FCC Commissioner Brendan Carr said the deal will help bring more broadband to more communities, calling it a win for infrastructure growth. But Carr also opened a probe into Verizon earlier this year, questioning the company’s use of diversity, equity, and inclusion (DEI) programs. That investigation played a role in the approval process.

Frontier advertises its Fiber 5 Gig internet on its site. | Image credit — Frontier
To move the deal forward, Verizon agreed to drop its DEI efforts. The company confirmed it will remove its Diversity and Inclusion website, cut DEI-related language from employee training, and change how it approaches hiring, career development, supplier partnerships, and sponsorships.
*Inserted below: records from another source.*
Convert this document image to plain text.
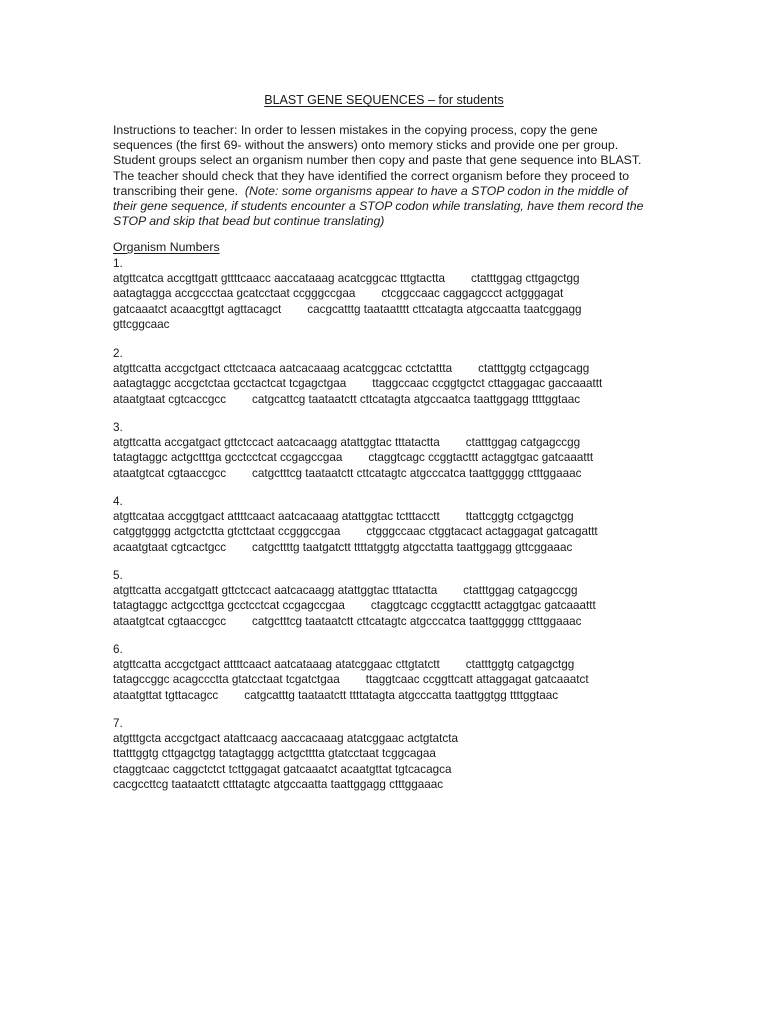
BLAST GENE SEQUENCES – for students
Instructions to teacher: In order to lessen mistakes in the copying process, copy the gene
sequences (the first 69- without the answers) onto memory sticks and provide one per group.
Student groups select an organism number then copy and paste that gene sequence into BLAST.
The teacher should check that they have identified the correct organism before they proceed to
transcribing their gene.  (Note: some organisms appear to have a STOP codon in the middle of
their gene sequence, if students encounter a STOP codon while translating, have them record the
STOP and skip that bead but continue translating)
Organism Numbers
1.
atgttcatca accgttgatt gttttcaacc aaccataaag acatcggcac tttgtactta        ctatttggag cttgagctgg
aatagtagga accgccctaa gcatcctaat ccgggccgaa        ctcggccaac caggagccct actgggagat
gatcaaatct acaacgttgt agttacagct        cacgcatttg taataatttt cttcatagta atgccaatta taatcggagg
gttcggcaac
2.
atgttcatta accgctgact cttctcaaca aatcacaaag acatcggcac cctctattta        ctatttggtg cctgagcagg
aatagtaggc accgctctaa gcctactcat tcgagctgaa        ttaggccaac ccggtgctct cttaggagac gaccaaattt
ataatgtaat cgtcaccgcc        catgcattcg taataatctt cttcatagta atgccaatca taattggagg ttttggtaac
3.
atgttcatta accgatgact gttctccact aatcacaagg atattggtac tttatactta        ctatttggag catgagccgg
tatagtaggc actgctttga gcctcctcat ccgagccgaa        ctaggtcagc ccggtacttt actaggtgac gatcaaattt
ataatgtcat cgtaaccgcc        catgctttcg taataatctt cttcatagtc atgcccatca taattggggg ctttggaaac
4.
atgttcataa accggtgact attttcaact aatcacaaag atattggtac tctttacctt        ttattcggtg cctgagctgg
catggtgggg actgctctta gtcttctaat ccgggccgaa        ctgggccaac ctggtacact actaggagat gatcagattt
acaatgtaat cgtcactgcc        catgcttttg taatgatctt ttttatggtg atgcctatta taattggagg gttcggaaac
5.
atgttcatta accgatgatt gttctccact aatcacaagg atattggtac tttatactta        ctatttggag catgagccgg
tatagtaggc actgccttga gcctcctcat ccgagccgaa        ctaggtcagc ccggtacttt actaggtgac gatcaaattt
ataatgtcat cgtaaccgcc        catgctttcg taataatctt cttcatagtc atgcccatca taattggggg ctttggaaac
6.
atgttcatta accgctgact attttcaact aatcataaag atatcggaac cttgtatctt        ctatttggtg catgagctgg
tatagccggc acagccctta gtatcctaat tcgatctgaa        ttaggtcaac ccggttcatt attaggagat gatcaaatct
ataatgttat tgttacagcc        catgcatttg taataatctt ttttatagta atgcccatta taattggtgg ttttggtaac
7.
atgtttgcta accgctgact atattcaacg aaccacaaag atatcggaac actgtatcta
ttatttggtg cttgagctgg tatagtaggg actgctttta gtatcctaat tcggcagaa
ctaggtcaac caggctctct tcttggagat gatcaaatct acaatgttat tgtcacagca
cacgccttcg taataatctt ctttatagtc atgccaatta taattggagg ctttggaaac
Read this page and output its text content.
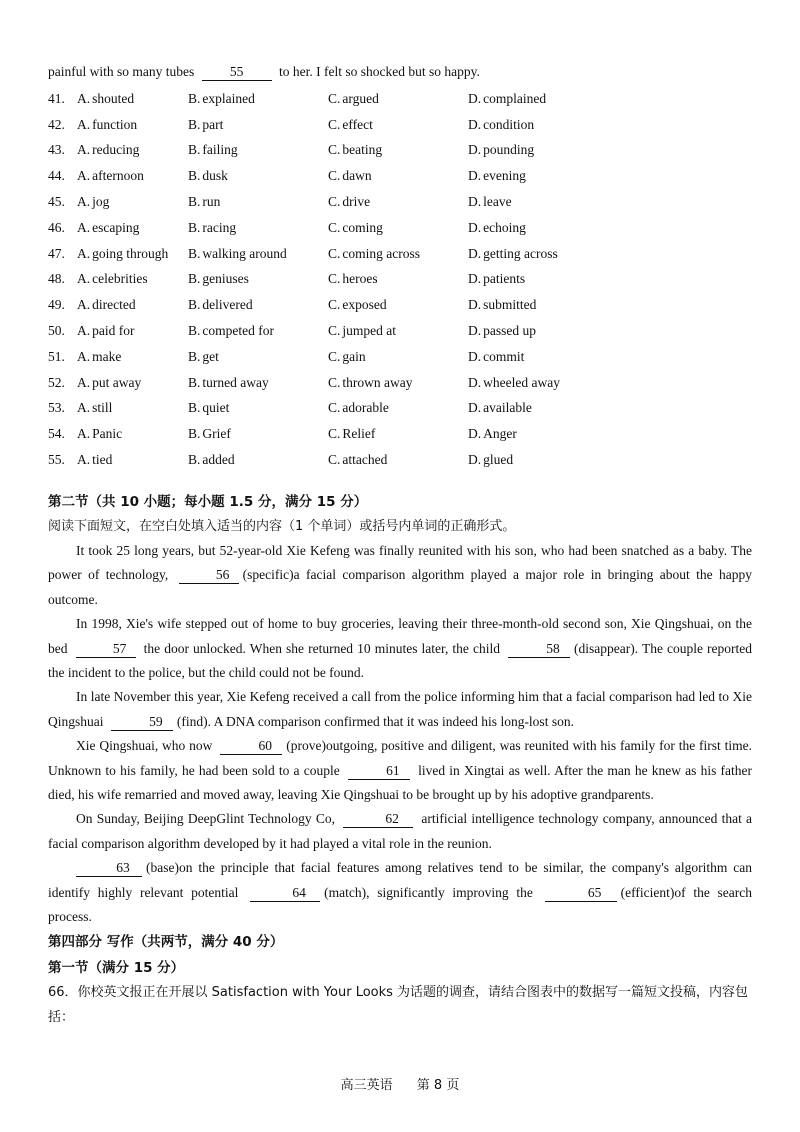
painful with so many tubes	55	to her. I felt so shocked but so happy.
41. A. shouted	B. explained	C. argued	D. complained
42. A. function	B. part	C. effect	D. condition
43. A. reducing	B. failing	C. beating	D. pounding
44. A. afternoon	B. dusk	C. dawn	D. evening
45. A. jog	B. run	C. drive	D. leave
46. A. escaping	B. racing	C. coming	D. echoing
47. A. going through	B. walking around	C. coming across	D. getting across
48. A. celebrities	B. geniuses	C. heroes	D. patients
49. A. directed	B. delivered	C. exposed	D. submitted
50. A. paid for	B. competed for	C. jumped at	D. passed up
51. A. make	B. get	C. gain	D. commit
52. A. put away	B. turned away	C. thrown away	D. wheeled away
53. A. still	B. quiet	C. adorable	D. available
54. A. Panic	B. Grief	C. Relief	D. Anger
55. A. tied	B. added	C. attached	D. glued
第二节（共 10 小题；每小题 1.5 分，满分 15 分）
阅读下面短文，在空白处填入适当的内容（1 个单词）或括号内单词的正确形式。
It took 25 long years, but 52-year-old Xie Kefeng was finally reunited with his son, who had been snatched as a baby. The power of technology,	56 (specific)a facial comparison algorithm played a major role in bringing about the happy outcome.
In 1998, Xie's wife stepped out of home to buy groceries, leaving their three-month-old second son, Xie Qingshuai, on the bed	57 the door unlocked. When she returned 10 minutes later, the child	58 (disappear). The couple reported the incident to the police, but the child could not be found.
In late November this year, Xie Kefeng received a call from the police informing him that a facial comparison had led to Xie Qingshuai	59 (find). A DNA comparison confirmed that it was indeed his long-lost son.
Xie Qingshuai, who now	60 (prove)outgoing, positive and diligent, was reunited with his family for the first time. Unknown to his family, he had been sold to a couple	61 lived in Xingtai as well. After the man he knew as his father died, his wife remarried and moved away, leaving Xie Qingshuai to be brought up by his adoptive grandparents.
On Sunday, Beijing DeepGlint Technology Co,	62 artificial intelligence technology company, announced that a facial comparison algorithm developed by it had played a vital role in the reunion.
63 (base)on the principle that facial features among relatives tend to be similar, the company's algorithm can identify highly relevant potential	64 (match), significantly improving the	65 (efficient)of the search process.
第四部分 写作（共两节，满分 40 分）
第一节（满分 15 分）
66．你校英文报正在开展以 Satisfaction with Your Looks 为话题的调查，请结合图表中的数据写一篇短文投稿，内容包括：
高三英语 第 8 页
Verizon also said these same changes will apply to Frontier once the deal is complete.
In addition, Verizon will no longer have internal workforce diversity goals. A part of its executive bonus plan that was tied to increasing representation of women and minorities in its U.S. workforce will also be removed.Verizon‘s chief legal officer, Vandana Venkatesh, explained the move by saying the company recognizes that some DEI practices could be linked to discrimination. Carr highlighted other aspects of the deal as well, including Verizon‘s commitments to support telecom workers and crews during the network buildout.
Now that the deal has the FCC’s stamp of approval, Verizon is set to begin integrating Frontier’s network. The merger is expected to speed up fiber rollouts across the country, even as the policy decisions surrounding it continue to draw attention.